Answer: There are several possible reasons for why there are problems. These plants like a soil that is not overly moist, so it is possible that they are being overwatered. Your goal in watering is to keep the soil evenly moist but never sopping wet. Sometimes, frequent but light waterings fail to penetrate the mulch layer or simply do not provide the deep soaking needed to encourage deep roots. The only way to tell if and when you need to water is to dig into the soil with your finger and see. After you water, wait a few hours and then dig down to see how effective your watering actually was -- or wasn't. Sometimes it is surprising. Keep in mind also that rainfall, cool or hot weather, wind or humidity can all affect the need for watering.
Sometimes plants fail to root out into the native soil. This can be due to over or under watering, or to incompatibility with the soil, or to being rootbound where the roots are growing in a circle and will not branch outward. Proper planting technique would counter this last possibility by spreading out the roots. If this is not done, there can be long term consequences.

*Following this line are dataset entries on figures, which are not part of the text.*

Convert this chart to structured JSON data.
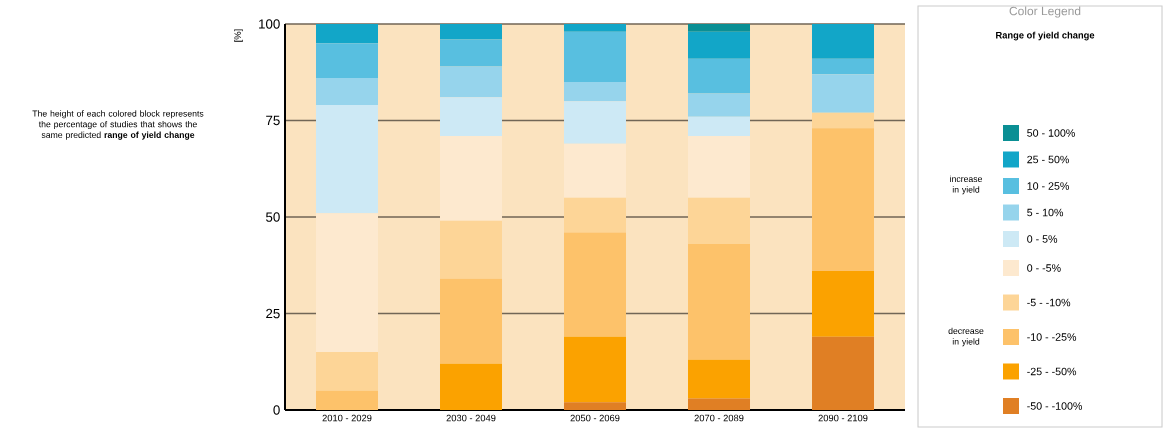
{
  "chart_data": {
    "type": "bar",
    "stacked": true,
    "ylabel": "[%]",
    "legend_title": "Color Legend",
    "legend": "right",
    "grid": "y",
    "categories": [
      "2010 - 2029",
      "2030 - 2049",
      "2050 - 2069",
      "2070 - 2089",
      "2090 - 2109"
    ],
    "ylim": [
      0,
      100
    ],
    "yticks": [
      0,
      25,
      50,
      75,
      100
    ],
    "series": [
      {
        "name": "-50 - -100%",
        "color": "#e07f24",
        "values": [
          0,
          0,
          2,
          3,
          19
        ]
      },
      {
        "name": "-25 - -50%",
        "color": "#fba200",
        "values": [
          0,
          12,
          17,
          10,
          17
        ]
      },
      {
        "name": "-10 - -25%",
        "color": "#fdc26a",
        "values": [
          5,
          22,
          27,
          30,
          37
        ]
      },
      {
        "name": "-5 - -10%",
        "color": "#fdd597",
        "values": [
          10,
          15,
          9,
          12,
          4
        ]
      },
      {
        "name": "0 - -5%",
        "color": "#fde9cf",
        "values": [
          36,
          22,
          14,
          16,
          0
        ]
      },
      {
        "name": "0 - 5%",
        "color": "#cde9f5",
        "values": [
          28,
          10,
          11,
          5,
          0
        ]
      },
      {
        "name": "5 - 10%",
        "color": "#96d4ec",
        "values": [
          7,
          8,
          5,
          6,
          10
        ]
      },
      {
        "name": "10 - 25%",
        "color": "#58bfe0",
        "values": [
          9,
          7,
          13,
          9,
          4
        ]
      },
      {
        "name": "25 - 50%",
        "color": "#12a6c8",
        "values": [
          5,
          4,
          2,
          7,
          9
        ]
      },
      {
        "name": "50 - 100%",
        "color": "#0a8f94",
        "values": [
          0,
          0,
          0,
          2,
          0
        ]
      }
    ],
    "annotations": [
      "The height of each colored block represents the percentage of studies that shows the same predicted **range of yield change**",
      "Range of yield change",
      "increase in yield",
      "decrease in yield"
    ]
  }
}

Another possibility is that there is a pest problem such as scale insects. These would be visible in certain stages as a fluffy white substance along the stems during the summer, and would cause leaf drop and die back. Scale can eb treated with horticultural oil or insecticidal soap applied and reapplied according to the lable instructions, but it is somewhat difficult to control if the problem has become severe already.
Yet another possibility is overfertilizing, since this can burn plants and cause leaf drop. Unfortunately, it is very difficult to diagnose these types of problems long distance. I would suggest that you consult with your county extension and possibly with professionally trained nursery staff where you purchased the plants to try to determine what is causing the problem and how to proceed from here. I am sorry about your plants not doing well.